In the Torah, we learn that immersion in water offers us a powerful way to move from one place in life to another. Long ago, we passed through the waters of the Reed Sea to become the Jewish people; we immerse in water to prepare for a holy moment, or to recover from one.
The mikveh is a symbol of hope for the Jewish people; this gathering of waters that reminds us that we can always grow, we can always learn, and we can always change. The mikveh will be there for us when we are ready to transition from one state to another.
In this historic moment, as we close down this mikveh, we give thanks:
For our community and its leaders, who create and maintain our Jewish sacred spaces;
For this mikveh and all the lives that it has touched, inspired, and uplifted;
and for the blessing of real, operational Jewish unity that this mikveh inspired.
It is written:
מִקְוֵה יִשְׂרָאֵל י-ה, כָּל-עֹזְבֶיךָ יֵבֹשׁוּ; וְסוּרַי בָּאָרֶץ יִכָּתֵבוּ, כִּי עָזְבוּ מְקוֹר
מַיִם-חַיִּים אֶת י-ה
Mikveh Yisrael Adonay, kol ozveykha yevoshu v’suray ba’aretz yikateyvu, ki azvu m’kor.
Mayim Hayyim et Adonay
G*d is the Hope of Israel! All that forsake You shall dry up; they that depart from You shall be written in the earth, because they have forsaken the Source of living waters. (Jeremiah 17:13)
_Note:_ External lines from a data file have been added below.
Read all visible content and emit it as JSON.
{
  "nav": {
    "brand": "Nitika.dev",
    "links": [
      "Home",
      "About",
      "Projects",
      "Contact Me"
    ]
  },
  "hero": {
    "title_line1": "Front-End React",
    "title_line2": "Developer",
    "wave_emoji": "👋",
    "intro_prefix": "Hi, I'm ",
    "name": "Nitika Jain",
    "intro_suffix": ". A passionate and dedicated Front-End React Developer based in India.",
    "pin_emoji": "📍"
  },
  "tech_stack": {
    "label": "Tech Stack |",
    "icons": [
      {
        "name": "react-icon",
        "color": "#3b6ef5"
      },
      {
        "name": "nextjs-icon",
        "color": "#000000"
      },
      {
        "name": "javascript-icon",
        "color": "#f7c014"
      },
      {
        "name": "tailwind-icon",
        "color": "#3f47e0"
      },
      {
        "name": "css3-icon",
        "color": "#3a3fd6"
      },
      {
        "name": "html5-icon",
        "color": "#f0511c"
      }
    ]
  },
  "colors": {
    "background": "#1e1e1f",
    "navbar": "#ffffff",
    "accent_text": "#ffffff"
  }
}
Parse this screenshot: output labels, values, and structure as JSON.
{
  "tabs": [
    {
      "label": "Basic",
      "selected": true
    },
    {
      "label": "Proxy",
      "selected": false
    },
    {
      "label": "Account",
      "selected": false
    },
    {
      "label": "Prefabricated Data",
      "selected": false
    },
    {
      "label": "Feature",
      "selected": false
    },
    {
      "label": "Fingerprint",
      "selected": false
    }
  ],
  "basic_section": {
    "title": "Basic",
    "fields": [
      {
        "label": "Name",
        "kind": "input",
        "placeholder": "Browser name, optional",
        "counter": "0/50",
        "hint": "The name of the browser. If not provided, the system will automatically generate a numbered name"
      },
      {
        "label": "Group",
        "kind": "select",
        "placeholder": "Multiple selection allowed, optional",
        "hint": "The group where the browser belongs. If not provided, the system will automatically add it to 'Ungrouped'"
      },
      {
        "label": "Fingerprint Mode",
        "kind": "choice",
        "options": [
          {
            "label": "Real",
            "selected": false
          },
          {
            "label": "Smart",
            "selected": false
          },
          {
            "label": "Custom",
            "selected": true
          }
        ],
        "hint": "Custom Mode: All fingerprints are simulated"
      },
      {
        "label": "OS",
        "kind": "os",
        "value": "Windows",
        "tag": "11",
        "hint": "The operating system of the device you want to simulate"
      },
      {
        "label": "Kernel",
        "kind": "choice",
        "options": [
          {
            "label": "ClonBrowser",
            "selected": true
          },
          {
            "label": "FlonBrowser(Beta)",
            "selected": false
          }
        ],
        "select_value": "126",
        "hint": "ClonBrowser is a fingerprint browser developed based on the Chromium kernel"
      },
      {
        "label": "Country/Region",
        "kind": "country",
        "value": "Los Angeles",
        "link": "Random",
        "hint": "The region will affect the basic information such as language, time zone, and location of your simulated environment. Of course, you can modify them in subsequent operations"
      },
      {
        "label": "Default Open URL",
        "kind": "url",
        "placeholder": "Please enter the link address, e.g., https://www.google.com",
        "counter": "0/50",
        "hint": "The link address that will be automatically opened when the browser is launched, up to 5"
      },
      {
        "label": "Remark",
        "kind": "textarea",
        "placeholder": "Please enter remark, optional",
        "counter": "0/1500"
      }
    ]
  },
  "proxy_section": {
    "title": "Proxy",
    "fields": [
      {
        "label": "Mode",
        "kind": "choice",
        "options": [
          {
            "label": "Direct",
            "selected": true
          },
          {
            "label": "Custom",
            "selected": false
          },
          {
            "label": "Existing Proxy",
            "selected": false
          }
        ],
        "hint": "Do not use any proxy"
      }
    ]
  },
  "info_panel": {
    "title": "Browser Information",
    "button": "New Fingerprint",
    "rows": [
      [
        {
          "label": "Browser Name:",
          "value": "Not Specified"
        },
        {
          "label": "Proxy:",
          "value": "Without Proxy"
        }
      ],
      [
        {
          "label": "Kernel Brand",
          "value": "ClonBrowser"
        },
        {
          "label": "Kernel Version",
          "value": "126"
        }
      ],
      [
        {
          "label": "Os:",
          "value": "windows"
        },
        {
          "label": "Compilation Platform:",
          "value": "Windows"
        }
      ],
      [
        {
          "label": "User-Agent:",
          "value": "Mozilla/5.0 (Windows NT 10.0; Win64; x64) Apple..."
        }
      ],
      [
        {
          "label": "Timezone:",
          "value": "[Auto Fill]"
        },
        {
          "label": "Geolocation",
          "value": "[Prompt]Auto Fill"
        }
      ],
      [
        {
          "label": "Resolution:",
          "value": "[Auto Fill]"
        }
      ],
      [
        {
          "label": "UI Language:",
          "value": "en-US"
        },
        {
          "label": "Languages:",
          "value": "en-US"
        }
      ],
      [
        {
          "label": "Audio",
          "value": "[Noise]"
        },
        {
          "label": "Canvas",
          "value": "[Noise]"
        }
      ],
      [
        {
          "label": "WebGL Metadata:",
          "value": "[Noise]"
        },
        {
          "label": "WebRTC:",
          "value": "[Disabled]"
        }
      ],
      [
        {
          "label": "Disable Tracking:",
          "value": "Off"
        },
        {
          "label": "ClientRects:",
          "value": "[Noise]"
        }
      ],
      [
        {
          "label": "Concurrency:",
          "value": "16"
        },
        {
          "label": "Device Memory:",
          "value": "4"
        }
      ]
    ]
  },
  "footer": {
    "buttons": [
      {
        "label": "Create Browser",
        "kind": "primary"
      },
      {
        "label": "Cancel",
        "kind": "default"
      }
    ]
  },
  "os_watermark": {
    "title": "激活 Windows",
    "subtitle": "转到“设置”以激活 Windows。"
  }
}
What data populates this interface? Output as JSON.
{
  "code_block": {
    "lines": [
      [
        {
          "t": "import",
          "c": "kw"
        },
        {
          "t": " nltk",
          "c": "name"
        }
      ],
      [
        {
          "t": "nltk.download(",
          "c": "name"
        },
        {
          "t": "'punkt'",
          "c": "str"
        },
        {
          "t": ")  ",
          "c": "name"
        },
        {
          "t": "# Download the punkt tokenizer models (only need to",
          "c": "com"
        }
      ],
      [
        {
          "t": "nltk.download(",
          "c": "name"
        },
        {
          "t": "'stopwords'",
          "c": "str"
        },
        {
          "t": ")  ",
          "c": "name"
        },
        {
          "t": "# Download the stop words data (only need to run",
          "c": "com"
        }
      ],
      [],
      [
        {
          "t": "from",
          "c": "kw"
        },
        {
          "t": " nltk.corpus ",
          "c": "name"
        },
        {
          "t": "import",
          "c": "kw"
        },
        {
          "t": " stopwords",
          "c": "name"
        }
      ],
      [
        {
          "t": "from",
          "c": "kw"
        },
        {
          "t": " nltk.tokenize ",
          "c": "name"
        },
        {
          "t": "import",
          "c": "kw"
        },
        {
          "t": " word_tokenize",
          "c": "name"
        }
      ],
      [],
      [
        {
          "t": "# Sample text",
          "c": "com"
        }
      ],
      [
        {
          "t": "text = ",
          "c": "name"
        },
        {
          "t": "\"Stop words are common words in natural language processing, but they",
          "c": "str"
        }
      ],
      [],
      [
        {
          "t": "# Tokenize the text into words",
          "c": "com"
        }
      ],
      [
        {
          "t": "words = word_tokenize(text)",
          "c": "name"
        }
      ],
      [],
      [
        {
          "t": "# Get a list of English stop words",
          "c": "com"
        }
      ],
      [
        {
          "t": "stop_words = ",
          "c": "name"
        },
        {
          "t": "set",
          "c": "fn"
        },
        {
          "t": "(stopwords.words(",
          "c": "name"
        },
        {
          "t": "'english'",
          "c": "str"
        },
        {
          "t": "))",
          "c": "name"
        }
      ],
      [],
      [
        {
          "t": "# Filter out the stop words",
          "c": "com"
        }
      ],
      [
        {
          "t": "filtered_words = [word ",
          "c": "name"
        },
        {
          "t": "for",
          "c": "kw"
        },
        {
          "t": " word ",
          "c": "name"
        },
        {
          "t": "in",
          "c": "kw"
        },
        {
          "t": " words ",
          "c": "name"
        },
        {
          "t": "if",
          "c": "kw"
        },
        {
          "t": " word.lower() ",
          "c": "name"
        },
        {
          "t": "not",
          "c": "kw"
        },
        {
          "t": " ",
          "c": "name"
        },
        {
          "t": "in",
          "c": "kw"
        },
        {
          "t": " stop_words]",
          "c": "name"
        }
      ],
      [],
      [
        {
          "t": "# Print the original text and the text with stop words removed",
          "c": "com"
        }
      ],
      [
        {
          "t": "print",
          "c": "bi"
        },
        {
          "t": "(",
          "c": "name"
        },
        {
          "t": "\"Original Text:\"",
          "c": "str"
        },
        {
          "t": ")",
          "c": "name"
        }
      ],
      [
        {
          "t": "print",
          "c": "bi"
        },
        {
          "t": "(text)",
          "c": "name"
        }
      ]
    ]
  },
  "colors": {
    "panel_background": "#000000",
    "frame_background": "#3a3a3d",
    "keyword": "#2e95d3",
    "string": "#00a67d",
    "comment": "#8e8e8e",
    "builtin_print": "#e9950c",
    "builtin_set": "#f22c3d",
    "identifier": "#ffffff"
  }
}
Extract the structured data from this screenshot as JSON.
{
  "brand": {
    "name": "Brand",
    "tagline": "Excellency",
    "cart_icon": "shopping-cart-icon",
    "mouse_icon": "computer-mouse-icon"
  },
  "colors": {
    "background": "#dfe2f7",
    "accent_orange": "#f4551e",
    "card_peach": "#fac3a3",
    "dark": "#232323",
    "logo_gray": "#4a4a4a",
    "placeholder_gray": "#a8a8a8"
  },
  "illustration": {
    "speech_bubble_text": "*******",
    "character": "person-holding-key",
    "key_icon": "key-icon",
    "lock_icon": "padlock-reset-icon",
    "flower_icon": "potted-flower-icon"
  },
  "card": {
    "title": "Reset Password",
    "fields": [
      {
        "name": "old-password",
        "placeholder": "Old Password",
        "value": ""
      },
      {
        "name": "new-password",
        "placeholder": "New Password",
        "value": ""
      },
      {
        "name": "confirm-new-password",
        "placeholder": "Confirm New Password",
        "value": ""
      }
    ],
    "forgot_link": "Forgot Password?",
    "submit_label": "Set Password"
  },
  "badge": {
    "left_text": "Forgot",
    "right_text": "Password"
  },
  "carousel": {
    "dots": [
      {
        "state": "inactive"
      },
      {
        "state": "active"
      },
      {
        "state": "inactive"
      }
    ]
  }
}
As we now close this mikveh, we affirm the abiding value of the mitzvah of mikveh. We will not forsake mikveh, the Source of our Living Waters. We will hold onto the hope of unity for which it stands.
all repeat three times:
הַדְרָן עַלְךָ וְהַדֶּרְךָ עַלָּן
Hadran aleykha v’hadeyr’kha alan
We will return to you and you return to us
The mezuzot are removed along with any sacred books and any posted blessings or other Hebrew words.